The Bradleys moved to Bay Colony after retirement, looking for a slower pace of life. It would be the time, they thought, for Dick to play a little more golf.
“I heard there was a golf group associated with the Indian River Senior Center and decided to join,” said Bradley. “Two years later, in 1999, Rita and I were on vacation in Florida and I got a call from the Center and heard, ‘I understand you’re going to run the Golf League.’ Apparently, my good friend Bob Lenaghan had volunteered me!”
“At that time, we had 54 golfers — all men — and used seven golf courses. Today, there are 710 players — men and women — and we play at 21 different courses. We used to line up on the first tee and draw Popsicle sticks to determine the order of play. Changing to a shotgun start was one of the first things I did.”
Due to the growth of the league, it now has five Indian River divisions, each with 30 teams. As Bradley acknowledges, the divisions are not very creatively named: North, South, East, West and Central.
Each division has a director and, until this year, Bradley has been director for the South, as well as the primary contact with the senior center. The other division directors are Brian MacNeal (North), Raymond Richard (East), Russ Gray (West) and Bill Falk (Central).
Four of the divisions play on Mondays and one on Thursdays, every week from the end of March until the middle of November.
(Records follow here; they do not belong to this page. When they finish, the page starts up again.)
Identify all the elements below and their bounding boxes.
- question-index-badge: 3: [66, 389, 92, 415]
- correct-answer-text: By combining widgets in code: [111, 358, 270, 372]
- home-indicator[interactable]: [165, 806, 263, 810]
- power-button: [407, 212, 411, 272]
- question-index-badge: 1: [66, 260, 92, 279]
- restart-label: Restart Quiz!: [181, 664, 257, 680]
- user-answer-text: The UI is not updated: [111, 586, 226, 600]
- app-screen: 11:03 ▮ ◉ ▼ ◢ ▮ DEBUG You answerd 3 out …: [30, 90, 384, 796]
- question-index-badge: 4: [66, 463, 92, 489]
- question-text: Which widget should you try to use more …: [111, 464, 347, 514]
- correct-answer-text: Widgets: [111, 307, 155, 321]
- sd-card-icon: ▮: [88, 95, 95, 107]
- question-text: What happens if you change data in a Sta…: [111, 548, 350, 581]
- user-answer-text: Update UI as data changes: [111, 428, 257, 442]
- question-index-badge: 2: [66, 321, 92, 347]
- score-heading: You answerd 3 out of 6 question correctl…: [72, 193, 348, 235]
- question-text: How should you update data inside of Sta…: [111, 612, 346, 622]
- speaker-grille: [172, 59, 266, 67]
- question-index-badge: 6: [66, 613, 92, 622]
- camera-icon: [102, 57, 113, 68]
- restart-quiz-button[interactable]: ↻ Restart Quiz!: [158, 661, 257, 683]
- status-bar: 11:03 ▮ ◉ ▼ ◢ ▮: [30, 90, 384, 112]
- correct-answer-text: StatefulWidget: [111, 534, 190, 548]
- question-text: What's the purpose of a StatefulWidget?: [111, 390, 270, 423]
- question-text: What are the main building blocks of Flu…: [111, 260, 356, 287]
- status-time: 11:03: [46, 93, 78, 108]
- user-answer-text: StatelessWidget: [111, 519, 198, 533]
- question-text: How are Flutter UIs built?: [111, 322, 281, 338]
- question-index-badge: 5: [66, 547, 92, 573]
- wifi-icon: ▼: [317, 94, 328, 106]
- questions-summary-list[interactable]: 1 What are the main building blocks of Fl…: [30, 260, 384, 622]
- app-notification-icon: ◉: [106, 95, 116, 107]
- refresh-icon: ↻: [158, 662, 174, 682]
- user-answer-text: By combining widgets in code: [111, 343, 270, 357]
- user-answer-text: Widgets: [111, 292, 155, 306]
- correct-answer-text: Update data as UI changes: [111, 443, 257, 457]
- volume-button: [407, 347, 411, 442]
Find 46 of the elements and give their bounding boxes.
Each division comprises of teams of four. It is the responsibility of each team leader to contact the director every Wednesday to give the count of their golfers for the following week.
That’s how Rita Bradley got involved.
“It used to be that everyone called in their numbers of players, and it happened that I was the one who mostly answers the phone,” she said. “I got to know all their names and then, at end-of-year banquet, I got to associate their faces.”
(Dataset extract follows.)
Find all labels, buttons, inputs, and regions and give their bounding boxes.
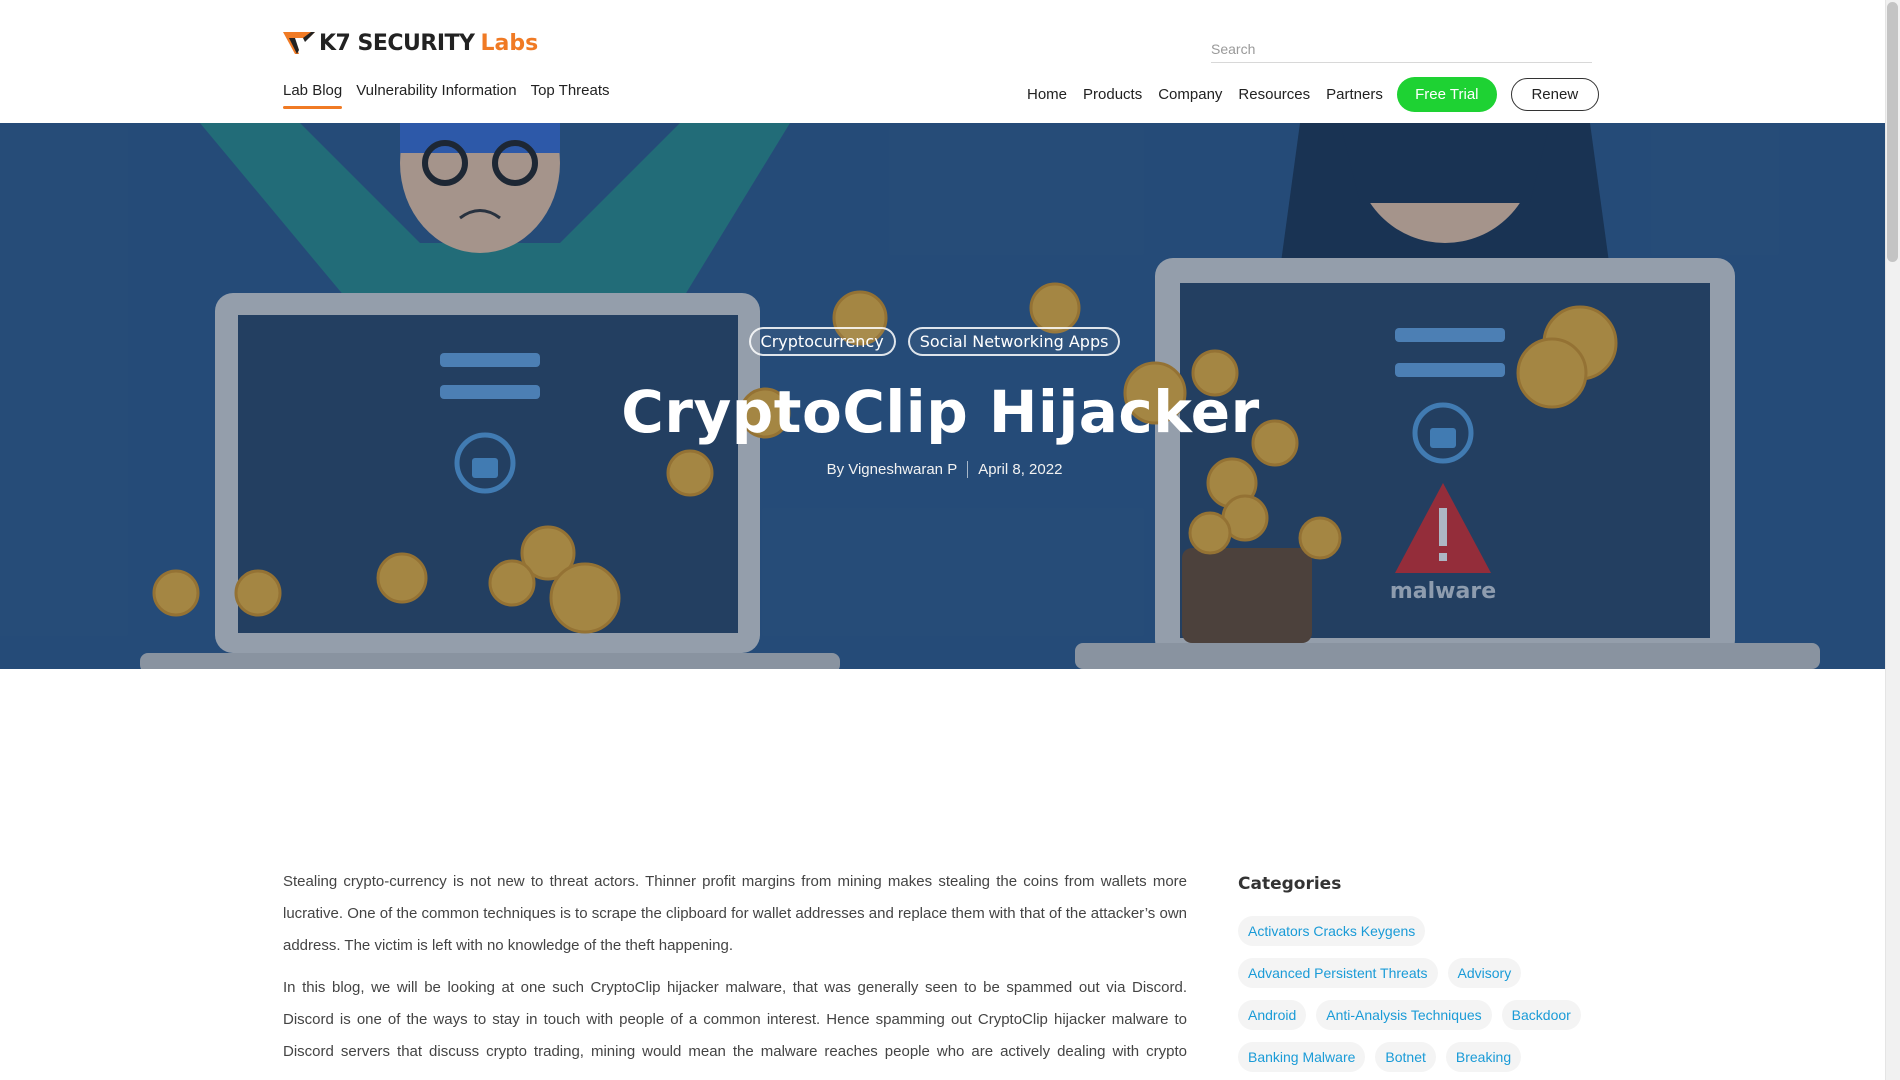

More recently, however, the information is shared by email, and the phone calls have been reduced from more than 25 callers to a couple who remain computer-averse.
“I’ve found that we spouses look forward to golf days as much as the golfers,” said Rita Bradley. “It’s our day to ourselves, however we want to spend it. In fact, we get disappointed when it rains or for some reason they don’t feel like playing!”
By the end of last year’s playing season, Bradley decided it was time to pass over the reins and enjoy playing golf and not organizing it. John Buono from Ocean View and Monica Fleischmann from Rehoboth Beach are assuming responsibility for the South division this year.
The annual banquet at the Cripple Creek Golf Course was extra-special for the Bradleys.
“We had a five-course dinner, door prizes and all — it was a real occasion. We were treated like kings and queens,” said Bradley, who was awarded a plaque of gratitude from the members.
Golfing pal Paul Schwab said, “Dick is a great organizer, coordinator, leader and friend to many. It will be nice to see him this year enjoying just playing the game without carrying over a hundred people on his shoulder!”
“Golf has provided me with many happy times,” said Bradley. “There are so many favorites, but perhaps the best was at Faith Hill in Ireland, near to where my family was from. That was the course where we got lost. We came across three tall, lanky, young lads who asked what we were looking for. We said, ‘The sixth hole,’ and they told us we were on the 14th! They walked all the way back with us to get us to the right place.”
It turns out that, while everyone in the league loves golf, they’re not all Eagles fans.
“Rivalry is part of our camaraderie,” said Bradley. “In our group, we have football fans from all over. At the end of a round of golf, when we sit down for a beer and sandwich, the conversation often turns to football. They rib me about my Eagles, but it’s all fun.”